Who is afraid of what?
In the transition period from Franco's fascism toward democracy, a new Spanish constitution was written. This allowed in total 17 regions and two cities to adopt the status of decentralized and partly autonomous regions, including Catalonia. In political science, Spain is thus referred to not as a federal country but a highly decentralized nation-state, a unitary parliamentary and at the same time constitutional, monarchy.
There had always been criticism directed towards Madrid with a view to although promoting decentralization that in particular the distribution of much needed European Union (structural) funds after becoming a member state in 1986 were used as a leverage to better control of what goes on in those 17 regions and two cities.
However, Madrid could not completely end calls from independence promoters in Catalonia for even more autonomy.
Catalonian independence could one day become a catalyst for similar demands in other regions; besides, Catalonia as a newly formed state would apply for EU membership and as Catalonia is a rather wealthy part of Spain with a per capita GDP of just over 30,000 euros ($33,400) – the same as Scotland for that matter – would probably have no trouble getting in. What's more, a split would lead to serious economic concerns everywhere else in Spain as a key contributor to Spain's overall wealth would have left the nation.
From Brussels' EU administration's point of view, Catalonian independence in a post-Brexit world could indeed lead to copycats not only in Spain but everywhere else in Europe, where a newfound nationalism paired with populism mixed with euroskepticism is clearly on the rise. Once nationalism gradually becomes small-state nationalism in a sense of breakaway regions becoming republics or states in their very own right, today's EU and the way it functions would be no more. Brussels grudgingly accepts the fact that Brexit is now a certainty – it could not manage another "exit," neither from an existing member state nor from five or 10 newly formed "mini-states" that perhaps decide to not even join the EU in the first place.
What is best for Catalonia?
Only if an independent Catalonia becomes a full EU member with its own vote in the Council of Ministers could it exercise leverage over Madrid for fair treatment; for example customs controls at a new border. Its economy would stay safe and its international relations, too. Having said that, an independent Catalonia outside the EU would have to come to terms with similar notions that arose in the north of Scotland: could we survive economically? How long would it take to agree on countless free trade deals? Would we get our own seat in the United Nations? What about foreign direct investment, tourism, education and health care? It would take a decade to sort things out, to put it mildly.

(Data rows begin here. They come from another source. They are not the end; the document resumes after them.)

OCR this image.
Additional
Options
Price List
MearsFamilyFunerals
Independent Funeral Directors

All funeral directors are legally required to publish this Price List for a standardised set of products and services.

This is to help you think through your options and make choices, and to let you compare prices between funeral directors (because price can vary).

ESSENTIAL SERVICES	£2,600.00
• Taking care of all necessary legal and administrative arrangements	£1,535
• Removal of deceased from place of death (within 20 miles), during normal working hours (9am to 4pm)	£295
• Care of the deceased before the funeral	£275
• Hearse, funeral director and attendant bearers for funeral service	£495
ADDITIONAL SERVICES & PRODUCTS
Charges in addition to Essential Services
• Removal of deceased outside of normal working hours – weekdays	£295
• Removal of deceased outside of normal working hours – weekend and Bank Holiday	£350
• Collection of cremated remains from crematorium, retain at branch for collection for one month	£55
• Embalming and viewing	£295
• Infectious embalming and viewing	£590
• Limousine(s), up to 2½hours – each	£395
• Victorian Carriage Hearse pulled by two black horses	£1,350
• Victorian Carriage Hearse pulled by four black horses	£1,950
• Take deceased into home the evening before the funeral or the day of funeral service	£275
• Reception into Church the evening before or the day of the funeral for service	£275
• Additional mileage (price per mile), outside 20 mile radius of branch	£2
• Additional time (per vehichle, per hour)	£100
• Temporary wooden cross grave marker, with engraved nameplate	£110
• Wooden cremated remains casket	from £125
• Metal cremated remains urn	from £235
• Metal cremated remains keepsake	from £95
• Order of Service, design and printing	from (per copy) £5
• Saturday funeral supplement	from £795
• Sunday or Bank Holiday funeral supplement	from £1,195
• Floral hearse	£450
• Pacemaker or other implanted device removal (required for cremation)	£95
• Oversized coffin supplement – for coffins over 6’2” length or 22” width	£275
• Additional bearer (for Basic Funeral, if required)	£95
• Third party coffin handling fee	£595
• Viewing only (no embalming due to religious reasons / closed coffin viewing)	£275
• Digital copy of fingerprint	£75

In conclusion: if Catalonia only wants to break away from Spain to send a signal to Madrid in a sense of "see, we did it," it would be extremely shortsighted. If the independence idea is, however, anchored in a much wider and honest belief in that smaller states can engage in better politics in the name of their electorates more easily and directly, the picture would change dramatically.
Regardless of the outcome – just like everywhere else, the electorate will ultimately vote with their paychecks and pockets and based on ideology – both sides, Madrid and Barcelona, should thus proceed with the utmost care.